The famous “for want of a nail” allegory describes how a cascading series of seemingly insignificant events eventually causes the loss of a kingdom, showing that small details matter. This is true for calculating the business cost of bad data, where small mistakes may easily lead to the loss of a sale or loyal customer.
An incorrect email address. An offer for a product the customer recently purchased. A misunderstanding of household dynamics. A customer in a wrong segment. A mis-spelled or incorrect name or address. A late or an irrelevant response to an abandoned shopping cart. The list goes on.
When bad data creeps in, what happens is that marketers and executives are conditioned to accept loss, in one form or another. Fewer conversions. More attrition and/or less retention. Is 2 percent acceptable? Five percent? Whatever it is, there’s a certain number that will be tolerated for one of two reasons. It either comes down to a decision that the annual cost of bad data is less than the cost of fixing the problem, i.e. perfecting data, or it’s more general despair over not knowing which holes to plug, a determination that the problem can never truly be isolated.
Nailing Down the Cost of Bad Data
The problem with both lines of thinking, however, is that whatever the agreed-upon number – 2 percent, 5 percent, etc. – is not the true cost of bad data. If, for example, 2 percent of your emails are wrong, you also need to factor in opportunity cost; who didn’t receive that email that should have? How many of that 2 percent would have taken the next step in the customer journey? Now say you’re running five campaigns a week. Over the course of a year, that initial 2 percent has suddenly ballooned to a significant number of missed opportunities.
Consider the ramifications for a static email offer for, say, 10 percent off a gas grill to an audience of homeowners ages 35-50. Brands without an updated unified customer profile that includes behaviors on all channels run the risk of the offer being irrelevant the moment it’s opened. Any member of the intended audience who happened to visit a store and paid full price for the grill before opening the email are now annoyed when they do open it. Is the offer still available on the product they’ve already purchased? Now instead of being proud of their new purchase and excited to host a backyard barbeque, the product reminds them of the bad experience. How many of those customers never return? Multiply that times the average customer yearly spend.
Also factor in the numerous missed upsell or cross-sell opportunities if the customer profile doesn’t really tell you everything there is to know about a customer. Maybe it has transaction history, some PII, an account number, etc. but it doesn’t contain all relevant data – affinity, preferences, demographics. Conversely, with a unified customer profile that is updated in real-time that tells a brand everything there is to know about a customer, a brand can update content on-the-fly until the moment of interaction.

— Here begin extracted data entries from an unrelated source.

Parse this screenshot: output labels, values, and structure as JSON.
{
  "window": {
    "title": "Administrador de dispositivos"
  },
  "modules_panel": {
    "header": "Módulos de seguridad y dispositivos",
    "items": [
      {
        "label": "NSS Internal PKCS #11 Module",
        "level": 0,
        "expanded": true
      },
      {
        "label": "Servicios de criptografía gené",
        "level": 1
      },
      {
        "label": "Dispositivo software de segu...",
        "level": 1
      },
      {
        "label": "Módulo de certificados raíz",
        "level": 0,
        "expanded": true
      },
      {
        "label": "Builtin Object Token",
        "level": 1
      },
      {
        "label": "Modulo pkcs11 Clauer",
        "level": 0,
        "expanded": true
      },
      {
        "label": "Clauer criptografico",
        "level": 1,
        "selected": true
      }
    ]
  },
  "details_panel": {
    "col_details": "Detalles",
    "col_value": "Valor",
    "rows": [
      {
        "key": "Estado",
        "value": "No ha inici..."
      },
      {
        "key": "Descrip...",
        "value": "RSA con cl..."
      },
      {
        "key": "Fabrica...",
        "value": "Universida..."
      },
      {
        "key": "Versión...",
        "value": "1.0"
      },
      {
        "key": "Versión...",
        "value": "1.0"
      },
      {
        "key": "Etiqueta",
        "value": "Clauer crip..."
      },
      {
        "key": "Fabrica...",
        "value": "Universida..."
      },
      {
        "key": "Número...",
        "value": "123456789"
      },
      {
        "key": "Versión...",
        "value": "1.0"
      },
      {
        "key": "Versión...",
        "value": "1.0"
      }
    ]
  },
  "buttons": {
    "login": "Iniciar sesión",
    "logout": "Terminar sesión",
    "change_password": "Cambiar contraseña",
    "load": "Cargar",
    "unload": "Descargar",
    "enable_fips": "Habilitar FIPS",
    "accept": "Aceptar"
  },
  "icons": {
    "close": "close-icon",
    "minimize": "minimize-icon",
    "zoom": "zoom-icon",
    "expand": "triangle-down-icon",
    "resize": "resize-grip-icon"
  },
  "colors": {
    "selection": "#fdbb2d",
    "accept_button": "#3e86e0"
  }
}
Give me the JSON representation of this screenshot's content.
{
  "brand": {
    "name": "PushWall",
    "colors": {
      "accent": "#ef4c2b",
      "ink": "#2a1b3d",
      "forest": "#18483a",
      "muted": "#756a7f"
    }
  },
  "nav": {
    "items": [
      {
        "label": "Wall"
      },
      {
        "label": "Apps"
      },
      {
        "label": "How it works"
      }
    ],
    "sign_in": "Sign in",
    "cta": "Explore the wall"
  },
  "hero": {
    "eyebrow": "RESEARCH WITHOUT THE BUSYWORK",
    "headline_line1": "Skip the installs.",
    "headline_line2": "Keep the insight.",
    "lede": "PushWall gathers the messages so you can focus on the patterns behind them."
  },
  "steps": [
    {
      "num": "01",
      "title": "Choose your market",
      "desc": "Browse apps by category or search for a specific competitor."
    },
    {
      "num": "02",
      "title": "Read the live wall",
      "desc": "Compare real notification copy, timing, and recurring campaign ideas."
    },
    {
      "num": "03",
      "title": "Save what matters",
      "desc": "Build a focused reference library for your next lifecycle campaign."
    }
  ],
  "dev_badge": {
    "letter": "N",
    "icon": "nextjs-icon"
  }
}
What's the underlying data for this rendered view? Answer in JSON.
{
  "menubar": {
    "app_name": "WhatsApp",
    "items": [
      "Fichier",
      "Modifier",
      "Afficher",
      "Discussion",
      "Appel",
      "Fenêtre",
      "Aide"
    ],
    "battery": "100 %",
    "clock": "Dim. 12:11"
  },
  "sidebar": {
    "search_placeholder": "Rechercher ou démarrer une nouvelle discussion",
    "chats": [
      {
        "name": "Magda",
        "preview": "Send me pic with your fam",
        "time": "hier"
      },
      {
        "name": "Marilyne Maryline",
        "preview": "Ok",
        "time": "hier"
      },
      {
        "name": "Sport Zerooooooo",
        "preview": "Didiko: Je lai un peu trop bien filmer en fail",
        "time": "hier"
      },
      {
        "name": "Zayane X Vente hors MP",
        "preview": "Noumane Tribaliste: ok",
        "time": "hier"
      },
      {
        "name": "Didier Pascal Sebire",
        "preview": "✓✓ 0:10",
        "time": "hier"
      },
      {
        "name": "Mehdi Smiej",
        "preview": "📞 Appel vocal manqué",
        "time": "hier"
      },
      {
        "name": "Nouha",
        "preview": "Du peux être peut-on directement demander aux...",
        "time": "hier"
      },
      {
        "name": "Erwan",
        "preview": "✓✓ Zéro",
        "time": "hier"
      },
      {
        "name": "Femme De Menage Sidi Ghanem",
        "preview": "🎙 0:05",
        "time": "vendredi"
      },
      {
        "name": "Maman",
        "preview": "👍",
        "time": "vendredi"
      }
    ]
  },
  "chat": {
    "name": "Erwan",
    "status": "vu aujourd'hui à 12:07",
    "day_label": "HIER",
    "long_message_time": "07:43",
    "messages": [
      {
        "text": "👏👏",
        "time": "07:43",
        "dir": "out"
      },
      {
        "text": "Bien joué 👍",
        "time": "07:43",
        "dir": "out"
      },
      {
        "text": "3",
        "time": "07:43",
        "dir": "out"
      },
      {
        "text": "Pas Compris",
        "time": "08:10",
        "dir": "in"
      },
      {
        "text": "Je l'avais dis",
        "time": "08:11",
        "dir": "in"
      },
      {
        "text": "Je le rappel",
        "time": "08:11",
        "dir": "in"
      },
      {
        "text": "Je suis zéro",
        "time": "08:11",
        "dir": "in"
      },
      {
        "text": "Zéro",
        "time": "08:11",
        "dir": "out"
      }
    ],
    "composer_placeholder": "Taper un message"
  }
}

If you know the customer bought the grill at the store, perhaps you change up the email with a 10 percent offer for a stainless steel set of grilling tools with next-day delivery and a brochure on how to sear the perfect ribeye. Or perhaps a customer browses the website, and because your golden record – the unified customer profile – includes household dynamics you know the visitor is the father, not the son, and so you display images and content for a more expensive line of grills with higher profit margins. Or you know the visitor is a caterer or a contractor browsing the website for a portable commercial grill. Maybe instead of an offer for grilling tools, that customer receives a discount offer for an annual bulk propane subscription. By knowing everything there is to know about a customer, brands can move away from random audience segments that limit a success pool, instead creating far more granular segments that match offers, content and actions to what truly matters to a customer at the moment of interaction.
Leave Irrelevance up in Smoke
The above examples start to get at the real cost of bad data and the repercussions of trying to market to a customer without an accurate, up-to-date unified customer profile that is instantly accessible so that real-time decisions are executed as the customer journey is ongoing. It’s not just a static 1 percent or 2 percent – it’s compounded through each phase of the customer journey, with opportunity cost factored in at every step.
By knowing everything there is to know about a customer – every transaction, online session, preferences, interests, etc. – a brand reduces or eliminates wasted communications, irrelevant messaging and lost opportunities. When data quality processes are completed at data ingestion, including advanced identity resolution with probabilistic and heuristic matching, accepting a certain loss percentage because of bad data becomes a thing of the past.
Perfect data is possible. And with it the cascading series of compounded mistakes that cause the true cost of bad data to pile up are stopped in their tracks.